Modèles de langage et analyse de données en recherche 📊
Techniquement, les IA appliquées à la recherche opèrent principalement comme des assistants de synthèse et de traitement. Les LLM peuvent examiner la littérature, extraire des patterns d'études et rédiger des brouillons. Des outils plus spécialisés analysent des ensembles de données complexes, identifiant des corrélations qui pourraient passer inaperçues. Le point critique réside dans la validation : les résultats de l'IA nécessitent une vérification rigoureuse, car les modèles peuvent halluciner des sources ou des données.

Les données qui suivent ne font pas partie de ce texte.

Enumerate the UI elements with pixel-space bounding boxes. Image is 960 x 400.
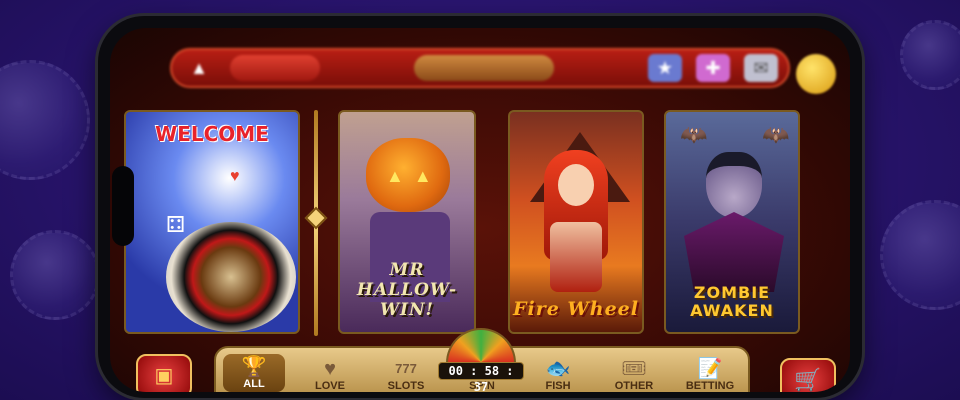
background-chip <box>900 20 960 90</box>
nav-label: ALL <box>243 378 265 390</box>
vampire-cape <box>684 212 784 292</box>
home-icon[interactable]: ▲ <box>182 54 216 82</box>
mail-icon[interactable]: ✉ <box>744 54 778 82</box>
shopping-cart-icon: 🛒 <box>794 367 822 392</box>
camera-notch <box>112 166 134 246</box>
game-card-mr-hallow-win[interactable]: ▲▲ MR HALLOW-WIN! <box>338 110 476 334</box>
nav-label: FISH <box>545 380 571 392</box>
trophy-icon: 🏆 <box>241 356 267 378</box>
shop-cart-button[interactable]: 🛒 <box>780 358 836 392</box>
fish-icon: 🐟 <box>545 358 571 380</box>
heart-icon: ♥ <box>230 168 240 185</box>
slots-icon: 777 <box>395 361 417 376</box>
nav-label: BETTING <box>685 380 735 392</box>
nav-item-slots[interactable]: 777 SLOTS <box>375 358 437 392</box>
vampire-head <box>706 152 762 218</box>
pumpkin-face: ▲▲ <box>386 166 442 186</box>
coin-icon[interactable] <box>796 54 836 94</box>
bat-icon: 🦇 <box>762 122 790 147</box>
trophy-icon[interactable]: ★ <box>648 54 682 82</box>
lobby-logo <box>414 55 554 81</box>
card-title: MR HALLOW-WIN! <box>356 260 458 320</box>
card-title: WELCOME <box>155 122 269 146</box>
game-card-fire-wheel[interactable]: Fire Wheel <box>508 110 644 334</box>
character-face <box>558 164 594 206</box>
dice-icon: ⚃ <box>166 212 186 237</box>
divider-gem <box>304 206 328 230</box>
spin-countdown-timer: 00 : 58 : 37 <box>438 362 524 392</box>
nav-label: SLOTS <box>387 380 425 392</box>
nav-label: OTHER <box>614 380 654 392</box>
nav-item-fish[interactable]: 🐟 FISH <box>527 358 589 392</box>
bat-icon: 🦇 <box>680 122 708 147</box>
betting-slip-icon: 📝 <box>697 358 723 380</box>
game-card-welcome[interactable]: WELCOME ⚃ ♥ <box>124 110 300 334</box>
game-lobby-screen: ▲ ★ ✚ ✉ WELCOME ⚃ ♥ ▲▲ MR HALLOW-WIN! Fi… <box>110 28 850 392</box>
user-balance-pill[interactable] <box>230 55 320 81</box>
game-cards: WELCOME ⚃ ♥ ▲▲ MR HALLOW-WIN! Fire Wheel <box>124 110 824 336</box>
character-body <box>550 222 602 292</box>
card-title: ZOMBIE AWAKEN <box>690 283 774 320</box>
game-card-zombie-awaken[interactable]: 🦇 🦇 ZOMBIE AWAKEN <box>664 110 800 334</box>
heart-icon: ♥ <box>324 358 336 380</box>
card-title: Fire Wheel <box>513 298 639 320</box>
phone-frame: ▲ ★ ✚ ✉ WELCOME ⚃ ♥ ▲▲ MR HALLOW-WIN! Fi… <box>98 16 862 398</box>
nav-item-all[interactable]: 🏆 ALL <box>223 354 285 392</box>
nav-item-other[interactable]: 🎟 OTHER <box>603 358 665 392</box>
nav-item-love[interactable]: ♥ LOVE <box>299 358 361 392</box>
nav-item-betting[interactable]: 📝 BETTING <box>679 358 741 392</box>
background-chip <box>0 60 90 180</box>
promo-button-left[interactable]: ▣ <box>136 354 192 392</box>
cash-register-icon: ▣ <box>154 365 174 387</box>
nav-label: LOVE <box>315 380 345 392</box>
roulette-wheel-icon <box>166 222 296 332</box>
background-chip <box>880 200 960 310</box>
background-chip <box>10 230 100 320</box>
top-bar: ▲ ★ ✚ ✉ <box>170 48 790 88</box>
ticket-icon: 🎟 <box>621 358 647 380</box>
gift-icon[interactable]: ✚ <box>696 54 730 82</box>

Mon coauteur est un algorithme : aventures dans l'auteur fantôme 👻
La situation est curieuse. Désormais, vous pouvez avoir un collaborateur qui ne dort jamais, ne demande pas de bourses et dont le seul conflit d'intérêts est son biais d'entraînement. Vous rédigez un article et, dans les remerciements, vous êtes tenté de mettre : Merci à GPT de ne pas se plaindre des heures supplémentaires. Le problème survient lorsque vous essayez de le citer en bibliographie et que vous ne pouvez vous référer qu'à un modèle avec 175.000 milliards de paramètres. La revue par les pairs se transforme en interrogatoire : Votre coauteur peut-il assister à la conférence pour défendre la méthode ?. Non, il ne peut que générer des excuses.